NVIDIA / warp

A Python framework for high performance GPU simulation and graphics

Home Page:https://nvidia.github.io/warp/

Geek Repo:Geek Repo

Github PK Tool:Github PK Tool

Variable aliasing stops gradient flow.

xuan-li opened this issue · comments

To reproduce:

import warp as wp

wp.init()

@wp.func
def test(a: wp.float32):
    b = a
    if b > 0.0:
        b = a * a
    else:
        b = a * a * a
    return b

@wp.kernel
def test_grad(a: wp.array(dtype=wp.float32), b: wp.array(dtype=wp.float32)):
    tid = wp.tid()
    b[tid] = test(a[tid])

a = wp.array([-1., 2., 3.], dtype=wp.float32, requires_grad=True)
b = wp.array([0., 0., 0.], dtype=wp.float32, requires_grad=True)

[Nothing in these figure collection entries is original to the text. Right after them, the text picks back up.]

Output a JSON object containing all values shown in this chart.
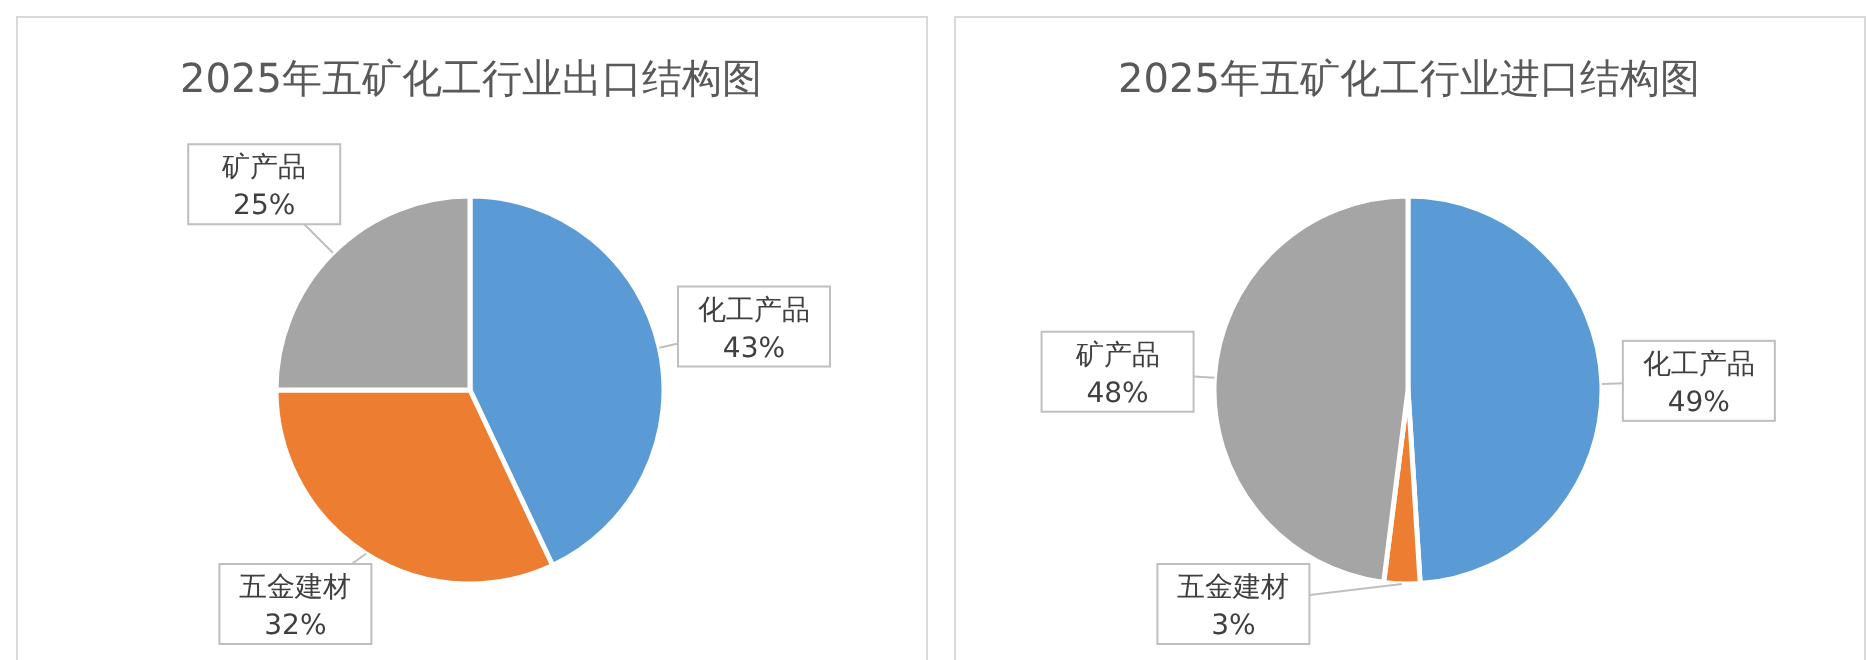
{
  "chart_data": [
    {
      "type": "pie",
      "title": "2025年五矿化工行业出口结构图",
      "categories": [
        "化工产品",
        "五金建材",
        "矿产品"
      ],
      "values": [
        43,
        32,
        25
      ],
      "colors": [
        "#5b9bd5",
        "#ed7d31",
        "#a5a5a5"
      ],
      "value_labels": [
        "43%",
        "32%",
        "25%"
      ]
    },
    {
      "type": "pie",
      "title": "2025年五矿化工行业进口结构图",
      "categories": [
        "化工产品",
        "五金建材",
        "矿产品"
      ],
      "values": [
        49,
        3,
        48
      ],
      "colors": [
        "#5b9bd5",
        "#ed7d31",
        "#a5a5a5"
      ],
      "value_labels": [
        "49%",
        "3%",
        "48%"
      ]
    }
  ]
}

wp.launch(test_grad, 1, inputs=[a, b])

b.grad = wp.array([1., 1., 1.], dtype=wp.float32)
wp.launch(test_grad, a.shape[0], inputs=[a, b], adjoint=True, adj_inputs=[None, None])

print(a.grad.numpy())

The result is

[0. 0. 0.]

Changing b = a to b = a*1.0 at the first line of test can work around the bug and the result is correct:

[3. 4. 6.]

Similarly, the following kernel also returns incorrect gradient:

import warp as wp

wp.init()

@wp.kernel
def test_grad(a: wp.array(dtype=wp.float32), b: wp.array(dtype=wp.float32)):
    tid = wp.tid()
    ai = a[tid]
    bi = ai
    b[tid] = ai

a = wp.array([-1., 2., 3.], dtype=wp.float32, requires_grad=True)
b = wp.array([0., 0., 0.], dtype=wp.float32, requires_grad=True)

wp.launch(test_grad, 1, inputs=[a, b])

b.grad = wp.array([1., 1., 1.], dtype=wp.float32)
wp.launch(test_grad, a.shape[0], inputs=[a, b], adjoint=True, adj_inputs=[None, None])

print(a.grad.numpy())

Changing bi=ai to bi = ai * 1.0 can resolve the issue.

Thanks @xuan-li, that is unexpected - @c0d1f1ed I believe this used to work correctly, perhaps it is related to recent changes?

The next release of Warp will have a fix for this. Thanks for the repro cases!

This is fixed as part of Warp 1.1.0!